Críticas


GUERRA ESTÁ DECLARADA, A

De: VALÉRIE DONZELLI
Com: VALÉRIE DONZELLI, JÉRÉMIE ELKAÏM
06.01.2012
Por Luiz Fernando Gallego
A VIDA TRANSFORMADA EM CINEMA

Eu tenho pulsões de morte como todo mundo, mas eu prefiro as obras que me deixam compartilhar com todo mundo as pulsões de vida”, declarou, em uma entrevista o ator e co-roteirsta de A Guerra está declarada, Jérémie Elkaïm.



Portanto, respeitável público, deixe de lado seus temores se tiverem lido a sinopse do segundo longa-metragem da atriz Valérie Donzelli - que escreveu o roteiro do filme com Jérémie, seu ex-companheiro e pai de seu filho. Não se trata de um melodrama de altruísmo à americana: ao contrário, eles pensam o filme como "de ação" e até se permitem alguns momentos anti-naturalistas quando os personagens cantam (sem que o filme seja um musical). Mas retrata melhor a realidade do que muitos filmes com temas semelhantes, e superior a todos que trabalharam sobre o assunto dentre os que conseguimos recordar.

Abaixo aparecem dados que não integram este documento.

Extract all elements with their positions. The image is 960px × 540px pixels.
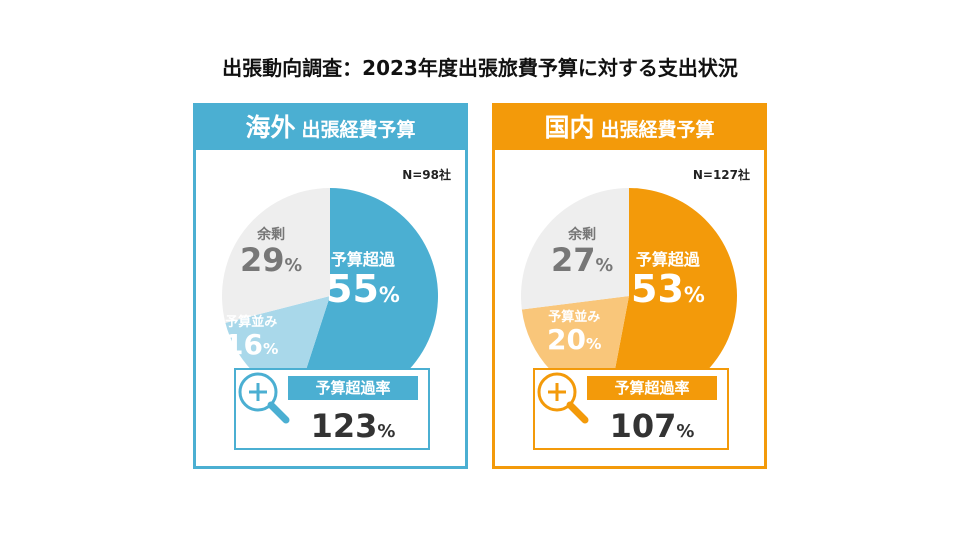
slice-unit: % <box>585 335 602 353</box>
slice-caption: 予算並み <box>225 315 278 330</box>
magnifier-plus-icon <box>238 372 290 424</box>
slice-unit: % <box>262 340 279 358</box>
slice-caption: 予算超過 <box>635 250 700 269</box>
overrun-rate-box: 予算超過率 123% <box>234 368 430 450</box>
magnifier-plus-icon <box>537 372 589 424</box>
slice-unit: % <box>284 256 303 276</box>
rate-unit: % <box>676 421 695 442</box>
overseas-budget-panel: 海外 出張経費予算 N=98社 予算超過 55% 余剰 29% 予算並み 16% … <box>193 103 468 469</box>
slice-caption: 予算超過 <box>330 250 395 269</box>
slice-value: 55 <box>326 267 379 311</box>
sample-size-label: N=127社 <box>692 168 750 182</box>
slice-label-remainder: 余剰 29% <box>240 224 302 278</box>
panel-header: 海外 出張経費予算 <box>196 106 465 150</box>
slice-value: 20 <box>547 323 586 356</box>
sample-size-label: N=98社 <box>402 168 451 182</box>
rate-number: 107 <box>609 407 677 445</box>
panel-header-subtitle: 出張経費予算 <box>600 119 715 141</box>
panel-header-subtitle: 出張経費予算 <box>301 119 416 141</box>
pie-slice-remainder <box>521 188 629 310</box>
overrun-rate-value: 123% <box>288 408 418 450</box>
panel-header-region: 国内 <box>544 113 595 142</box>
slice-unit: % <box>378 283 400 307</box>
slice-caption: 余剰 <box>568 227 597 243</box>
page-title: 出張動向調査：2023年度出張旅費予算に対する支出状況 <box>222 56 738 80</box>
slice-caption: 予算並み <box>548 310 601 325</box>
slice-unit: % <box>683 283 705 307</box>
slice-value: 53 <box>631 267 684 311</box>
slice-value: 27 <box>551 241 596 279</box>
panel-header: 国内 出張経費予算 <box>495 106 764 150</box>
rate-number: 123 <box>310 407 378 445</box>
overseas-pie-chart <box>222 188 439 404</box>
slice-unit: % <box>595 256 614 276</box>
overrun-rate-value: 107% <box>587 408 717 450</box>
overrun-rate-label: 予算超過率 <box>587 376 717 400</box>
rate-unit: % <box>377 421 396 442</box>
slice-value: 16 <box>224 328 263 361</box>
slice-label-overrun: 予算超過 55% <box>326 246 400 310</box>
overrun-rate-box: 予算超過率 107% <box>533 368 729 450</box>
slice-value: 29 <box>240 241 285 279</box>
slice-label-overrun: 予算超過 53% <box>631 246 705 310</box>
domestic-pie-chart <box>521 188 737 404</box>
slice-label-on-budget: 予算並み 20% <box>547 306 601 354</box>
panel-header-region: 海外 <box>245 113 296 142</box>
slice-label-on-budget: 予算並み 16% <box>224 311 278 359</box>
overrun-rate-label: 予算超過率 <box>288 376 418 400</box>
domestic-budget-panel: 国内 出張経費予算 N=127社 予算超過 53% 余剰 27% 予算並み 20%… <box>492 103 767 469</box>
slice-caption: 余剰 <box>257 227 286 243</box>
pie-slice-remainder <box>222 188 330 323</box>
slice-label-remainder: 余剰 27% <box>551 224 613 278</box>
pie-slice-overrun <box>608 188 737 404</box>
pie-slice-overrun <box>296 188 439 404</box>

O enredo é inspirado na experiência real do ex-casal e em episódios pelos quais passaram ao descobrirem que seu filho estava com uma doença grave. Mas eles negam que o roteiro seja tal e qual o que viveram. Não pretenderam mimetizar ou re-fazer a realidade como se fosse uma ficção documental . Pelo contrário, como já dito, usam recursos nada "realistas" à Jacques Demy (ou Chistopher Honoré) quando os personagens cantam; e trechos narrados por vozes em off podem lembrar filmes de Truffaut. Mas mesmo reconhecendo as semelhanças eles salientam que não se trata de “referências” cinematográficas e, sim, recursos que lhes pareceram necessários à construção diegética pretendida. De fato, a(s) voz(es) em off correspondem a elipses que evitam, por exemplo, quaisquer excessos de “relatórios médicos” comuns em tantos filmes que abordam situações de doença. Mas o que eles retratam aqui, mais do que doença, é a vida - apesar dos seus imprevistos ameaçadores - e sem pedagogia de auto-ajuda.

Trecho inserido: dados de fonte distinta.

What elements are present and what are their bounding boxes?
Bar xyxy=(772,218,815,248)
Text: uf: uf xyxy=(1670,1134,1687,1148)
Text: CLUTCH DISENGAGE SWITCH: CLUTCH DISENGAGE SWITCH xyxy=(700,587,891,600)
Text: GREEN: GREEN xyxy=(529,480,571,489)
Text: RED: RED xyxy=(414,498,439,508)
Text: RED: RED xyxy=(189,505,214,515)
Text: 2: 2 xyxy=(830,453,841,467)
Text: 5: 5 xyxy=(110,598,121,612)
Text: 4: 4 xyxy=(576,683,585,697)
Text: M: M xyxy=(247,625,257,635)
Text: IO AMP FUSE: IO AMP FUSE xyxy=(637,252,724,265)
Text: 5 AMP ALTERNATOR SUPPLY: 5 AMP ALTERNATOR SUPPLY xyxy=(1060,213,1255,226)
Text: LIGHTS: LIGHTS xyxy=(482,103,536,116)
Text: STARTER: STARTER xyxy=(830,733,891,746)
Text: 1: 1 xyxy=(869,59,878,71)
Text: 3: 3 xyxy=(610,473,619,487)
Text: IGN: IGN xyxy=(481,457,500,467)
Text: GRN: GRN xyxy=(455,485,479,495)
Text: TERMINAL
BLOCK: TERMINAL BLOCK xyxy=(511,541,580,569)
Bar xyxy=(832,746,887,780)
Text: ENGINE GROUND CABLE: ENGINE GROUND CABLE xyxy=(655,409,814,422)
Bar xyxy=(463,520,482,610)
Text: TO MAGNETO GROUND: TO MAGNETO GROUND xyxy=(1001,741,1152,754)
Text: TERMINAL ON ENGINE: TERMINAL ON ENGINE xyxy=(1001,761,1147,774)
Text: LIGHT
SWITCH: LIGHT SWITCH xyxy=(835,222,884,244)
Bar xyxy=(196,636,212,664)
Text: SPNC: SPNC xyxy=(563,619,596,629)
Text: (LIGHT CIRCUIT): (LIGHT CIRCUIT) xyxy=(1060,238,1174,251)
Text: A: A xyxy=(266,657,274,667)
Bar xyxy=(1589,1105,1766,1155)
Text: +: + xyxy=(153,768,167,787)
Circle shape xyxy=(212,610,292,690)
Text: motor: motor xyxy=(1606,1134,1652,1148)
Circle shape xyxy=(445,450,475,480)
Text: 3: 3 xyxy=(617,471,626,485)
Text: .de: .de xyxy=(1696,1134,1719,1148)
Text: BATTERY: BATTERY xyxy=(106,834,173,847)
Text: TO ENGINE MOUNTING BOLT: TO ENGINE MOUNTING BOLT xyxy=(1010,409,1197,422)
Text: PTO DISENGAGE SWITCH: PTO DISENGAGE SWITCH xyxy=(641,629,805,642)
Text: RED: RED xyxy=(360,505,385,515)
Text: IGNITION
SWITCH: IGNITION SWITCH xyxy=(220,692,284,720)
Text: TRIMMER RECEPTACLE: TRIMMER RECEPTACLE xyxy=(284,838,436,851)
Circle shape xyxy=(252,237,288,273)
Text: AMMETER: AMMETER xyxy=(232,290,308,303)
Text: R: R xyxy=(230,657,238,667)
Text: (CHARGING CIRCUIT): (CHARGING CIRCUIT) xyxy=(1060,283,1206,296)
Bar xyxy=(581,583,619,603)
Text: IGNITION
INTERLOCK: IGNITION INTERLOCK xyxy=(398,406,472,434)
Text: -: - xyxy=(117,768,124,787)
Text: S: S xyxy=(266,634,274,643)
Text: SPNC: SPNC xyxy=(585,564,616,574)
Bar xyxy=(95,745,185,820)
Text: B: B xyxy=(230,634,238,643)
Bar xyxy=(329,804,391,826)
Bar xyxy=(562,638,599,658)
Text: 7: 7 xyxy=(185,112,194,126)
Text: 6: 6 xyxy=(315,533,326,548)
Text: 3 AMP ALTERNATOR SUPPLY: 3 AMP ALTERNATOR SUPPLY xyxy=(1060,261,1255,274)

Os desempenhos dos atores, especialmente do casal central, nem parecem "interpretações" (seriam vivências re-apresentadas ficcionalmente, mais do que “representadas” dramaticamente), sendo que todo o elenco pontua bem a curiosa verossimilhança pretendida. O ritmo da montagem acompanhada pela trilha sonora (que utiliza até trechos manjados de Vivaldi) nos presenteia com uma edição de som e imagens admirável. Nada que um bom diretor de comerciais não pudesse fazer “tecnicamente”, mas usado aqui como um significante capaz de transmitir o que a diretora pretendeu com afeto e inteligência criativa.



Não se trata de um retrato de algo vivido em “um por um”: há transformação do vivido em arte. O resultado é um modo de fazer cinema inteligente (sem intelectualismos) e amoroso (sem ser meloso). Uma ode à vida e ao cinema como não se via desde os melhores momentos de Truffaut, mas sem ser mera cópia, fiel ou infiel, porque transmite o que só poderia ser recriado por quem viveu o que é visto na tela, mas recriando a vida vivida em encenação e linguagem cinematográficas da melhor qualidade.